La pasta consumata negli Stati Uniti non identificò tuttavia un popolo unito ma marcò la differenza tra le cucine delle diverse regioni. Merito innanzi tutto della relativa abbondanza di carne, che permise di ideare piatti che nei paesi d’origine era impossibile preparare. “Qua mangiamo carne tutti i giorni!”, “La carne costa meno che il pane!”… scrivevano gli emigranti ai loro compaesani rimasti in Italia, dando inizio al grande consumo di pasta secca (fino ad allora la pasta veniva consumata essenzialmente a Napoli, Palermo e Genova, mentre i piatti più comuni erano la polenta – al nord – e le zuppe nel Meridione) e all’importazione di pomodori in scatola per pasta dall’Italia. Nell’alimentazione degli italiani negli Stati Uniti assunse grande importanza il pranzo della domenica: l’incontro di parenti ed amici rinforzava le relazioni familiari e mostrava il progresso nelle condizioni economiche divenendo essenziale nella salvaguardia della tradizione culinaria perché solo nel giorno festivo le seconde generazioni accettavano il ritorno alla cucina degli avi, assimilando nel contempo i gusti che durante il resto della settimana venivano accantonati in favore del cibo comunemente utilizzato nel paese. Quella che tutti conoscono come “la cucina italiana” venne realizzata in realtà proprio dagli emigranti che ritornarono al paese di origine: si erano arricchiti e oramai non erano più disposti a mangiare poco e male. Volevano mangiare carne, prendere caffè, bere birra. Non volevano mangiare come avevano mangiato in passato, bensì come si mangiava nel paese dove si erano arricchiti. Se l’Italia ancora oggi rimane la prima consumatrice di pasta al mondo, con i suoi 26 chili procapite (valore che tenderà paradossalmente a salire in conseguenza della grave crisi recessiva del nostro paese) seguìta a distanza dal Venezuela (13 chili a testa) e Tunisia (11,9 kg), gli Stati Uniti confermano un consumo di quasi 9 chili pro capite, in gran parte veicolati dalle tante famiglie di origine italiana, capaci di “insegnare” anche ad altre etnie il sapiente uso del manufatto simbolo (insieme con la pizza) della cucina italiana.

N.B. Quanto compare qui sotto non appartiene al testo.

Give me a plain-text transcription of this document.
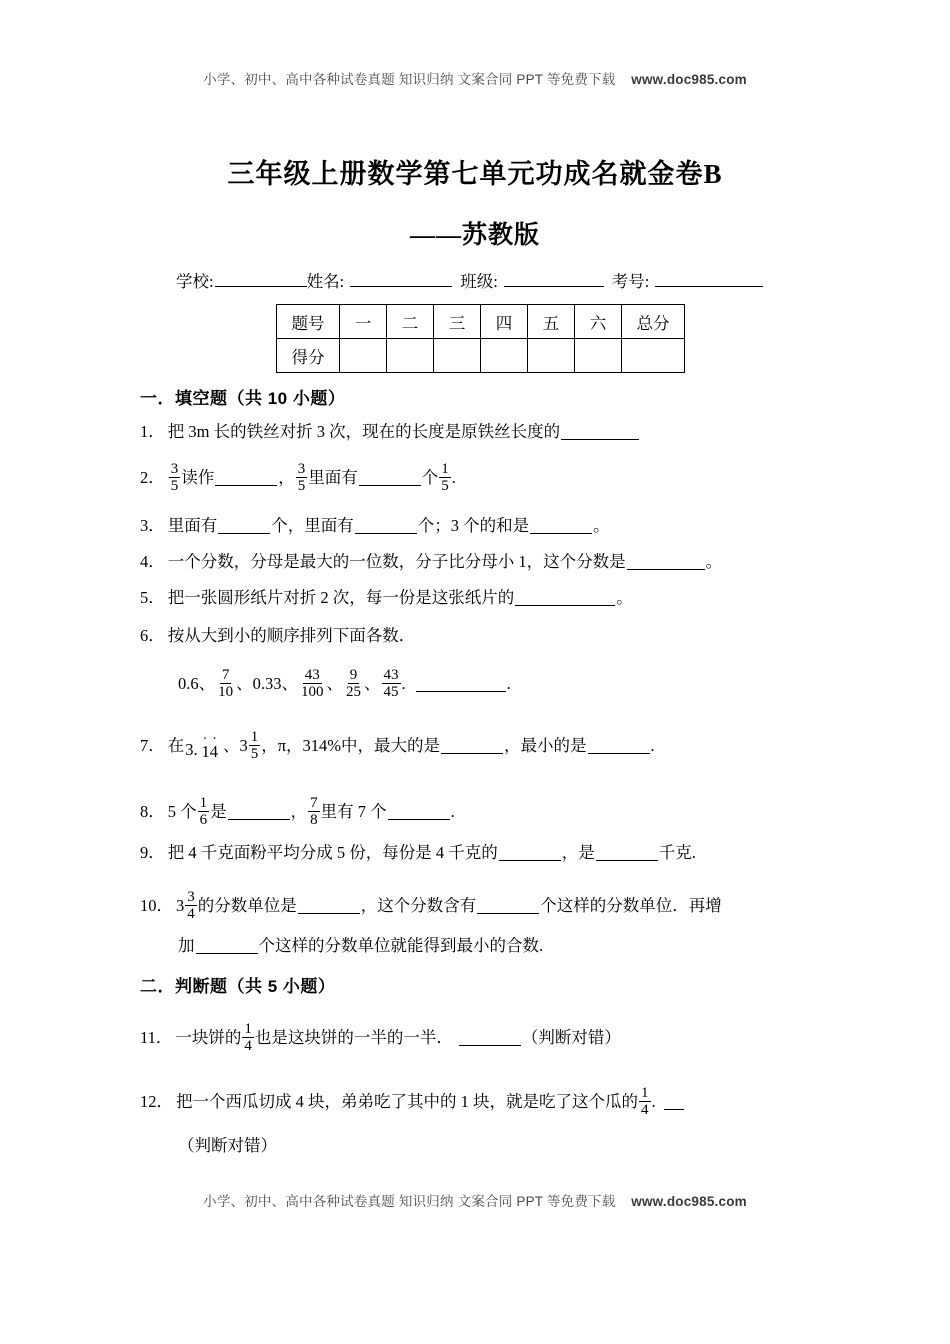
小学、初中、高中各种试卷真题 知识归纳 文案合同 PPT 等免费下载 www.doc985.com
三年级上册数学第七单元功成名就金卷B
——苏教版
学校:	姓名:	班级:	考号:
题号	一	二	三	四	五	六	总分
得分							
一．填空题（共 10 小题）
1． 把 3m 长的铁丝对折 3 次，现在的长度是原铁丝长度的
2． $\frac{3}{5}$ 读作	， $\frac{3}{5}$ 里面有	个 $\frac{1}{5}$ .
3． 里面有	个，里面有	个；3 个的和是	。
4． 一个分数，分母是最大的一位数，分子比分母小 1，这个分数是	。
5． 把一张圆形纸片对折 2 次，每一份是这张纸片的	。
6． 按从大到小的顺序排列下面各数．
0.6 、 $\frac{7}{10}$ 、 0.33 、 $\frac{43}{100}$ 、 $\frac{9}{25}$ 、 $\frac{43}{45}$ .	.
7． 在 3.
··
14 、 $3 \frac{1}{5}$ ，π，314%中，最大的是	，最小的是	.
8． 5 个 $\frac{1}{6}$ 是	， $\frac{7}{8}$ 里有 7 个	.
9． 把 4 千克面粉平均分成 5 份，每份是 4 千克的	，是	千克.
10． $3 \frac{3}{4}$ 的分数单位是	，这个分数含有	个这样的分数单位．再增
加	个这样的分数单位就能得到最小的合数.
二．判断题（共 5 小题）
11． 一块饼的 $\frac{1}{4}$ 也是这块饼的一半的一半．	（判断对错）
12． 把一个西瓜切成 4 块，弟弟吃了其中的 1 块，就是吃了这个瓜的 $\frac{1}{4}$ .
（判断对错）
小学、初中、高中各种试卷真题 知识归纳 文案合同 PPT 等免费下载 www.doc985.com
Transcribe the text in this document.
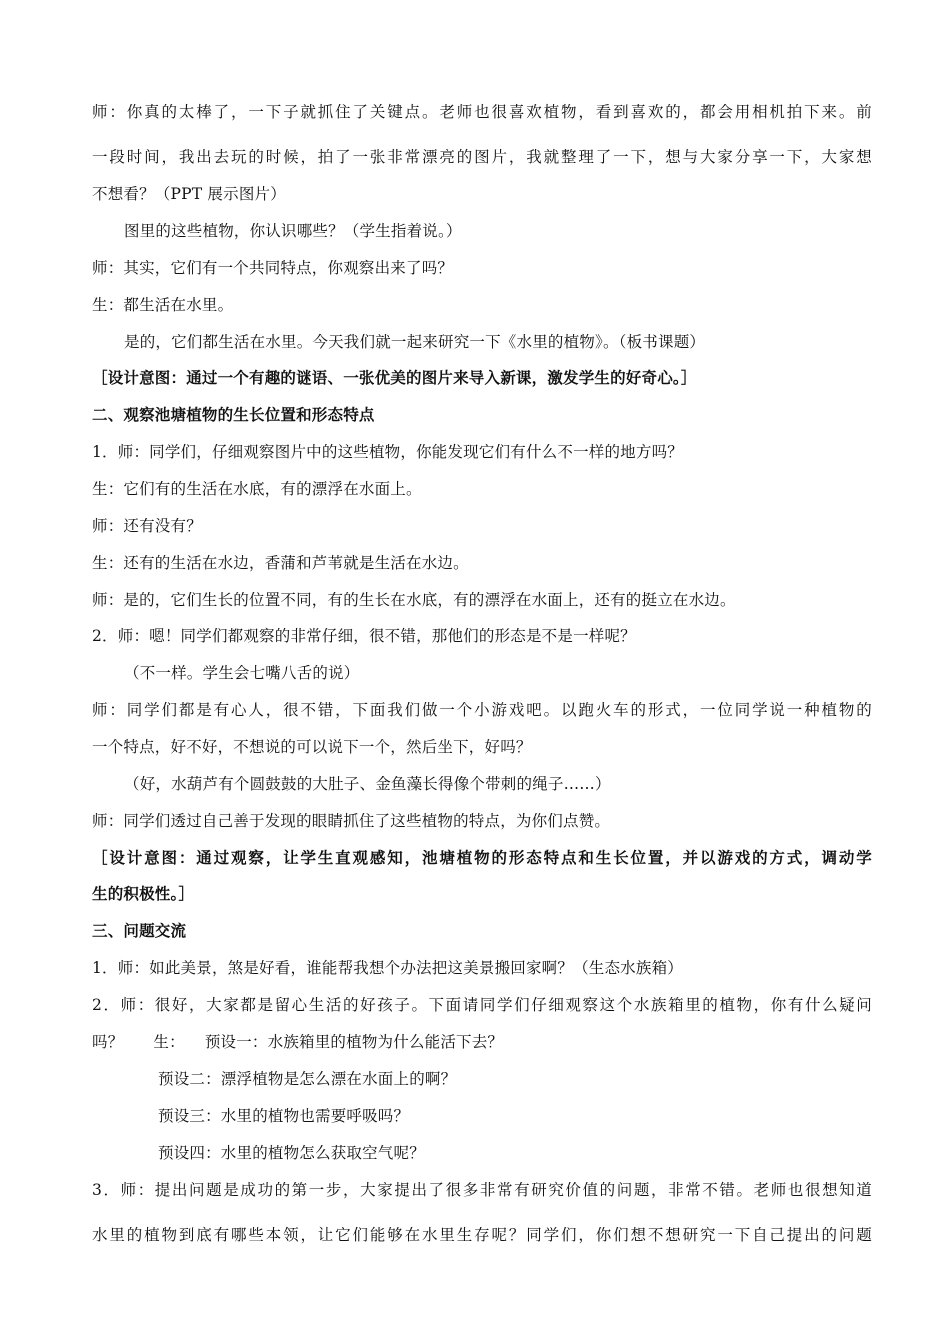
师：你真的太棒了，一下子就抓住了关键点。老师也很喜欢植物，看到喜欢的，都会用相机拍下来。前
一段时间，我出去玩的时候，拍了一张非常漂亮的图片，我就整理了一下，想与大家分享一下，大家想
不想看？（PPT 展示图片）
图里的这些植物，你认识哪些？（学生指着说。）
师：其实，它们有一个共同特点，你观察出来了吗？
生：都生活在水里。
是的，它们都生活在水里。今天我们就一起来研究一下《水里的植物》。（板书课题）
［设计意图：通过一个有趣的谜语、一张优美的图片来导入新课，激发学生的好奇心。］
二、观察池塘植物的生长位置和形态特点
1．师：同学们，仔细观察图片中的这些植物，你能发现它们有什么不一样的地方吗？
生：它们有的生活在水底，有的漂浮在水面上。
师：还有没有？
生：还有的生活在水边，香蒲和芦苇就是生活在水边。
师：是的，它们生长的位置不同，有的生长在水底，有的漂浮在水面上，还有的挺立在水边。
2．师：嗯！同学们都观察的非常仔细，很不错，那他们的形态是不是一样呢？
（不一样。学生会七嘴八舌的说）
师：同学们都是有心人，很不错，下面我们做一个小游戏吧。以跑火车的形式，一位同学说一种植物的
一个特点，好不好，不想说的可以说下一个，然后坐下，好吗？
（好，水葫芦有个圆鼓鼓的大肚子、金鱼藻长得像个带刺的绳子……）
师：同学们透过自己善于发现的眼睛抓住了这些植物的特点，为你们点赞。
［设计意图：通过观察，让学生直观感知，池塘植物的形态特点和生长位置，并以游戏的方式，调动学
生的积极性。］
三、问题交流
1．师：如此美景，煞是好看，谁能帮我想个办法把这美景搬回家啊？（生态水族箱）
2．师：很好，大家都是留心生活的好孩子。下面请同学们仔细观察这个水族箱里的植物，你有什么疑问
吗？ 生： 预设一：水族箱里的植物为什么能活下去？
预设二：漂浮植物是怎么漂在水面上的啊？
预设三：水里的植物也需要呼吸吗？
预设四：水里的植物怎么获取空气呢？
3．师：提出问题是成功的第一步，大家提出了很多非常有研究价值的问题，非常不错。老师也很想知道
水里的植物到底有哪些本领，让它们能够在水里生存呢？同学们，你们想不想研究一下自己提出的问题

L’Italia produce pasta per 3,2 milioni di tonnellate seguita dagli Stati Uniti che si attestano sui 2 milioni di tonnellate annue. Oltre la metà della produzione nostrana (il 53%) è destinata ai mercati esteri. Un «primo» su quattro consumato nel mondo è fatto con pasta italiana prodotta da una delle 179 imprese (149 nel settore della pasta secca e 30 della pasta fresca) con un totale di circa 8.200 addetti. Un “settore” che alimenta innumerevoli attività che molte imprese italiane hanno impiantato all’estero esportando nel contempo le sofisticate tecnologie relative alle macchine di processo.
«La pasta – sottolinea Paolo Barilla presidente dell’Associazione produttori pasta – è un cibo ancestrale, come il pane, ha solide radici che affondano in una civiltà antica ma è al tempo stesso proiettata verso il futuro. È naturalmente semplice ed è un prodotto fondamentale per un’alimentazione equilibrata. Anche il modello produttivo è efficiente dal punto di vista della gestione delle risorse naturali e pertanto con un contenuto impatto ambientale».
Eppure, per questo straordinario giacimento gastronomico, immortalato nei film di Totò e Alberto Sordi e capace di denotare perfino un intero genere cinematografico (gli “spaghetti western”), la protezione commerciale è quasi nulla. Un paese fondato sulla pasta e costellato da DOP e STG in ogni settore alimentare, non riesce infatti ad avviare una efficace azione per tutelare il proprio simbolo alimentare. Su cinque piatti di pasta italiani venduti negli Stati Uniti ben quattro sono falsi con imitazioni o richiami a parole, colori, località, figure e denominazioni dell’Italia senza avere nulla a che fare con la realtà produttiva peninsulare. Un vero peccato per un prodotto che a Roma ha trovato anche l’onore di un museo (situato in Piazza Scanderbeg 117, ai piedi del Palazzo del Quirinale ed a due passi da Fontana di Trevi) e che rappresenta il primo simbolo del riscatto culturale per gli emigrati italiani negli Stati Uniti.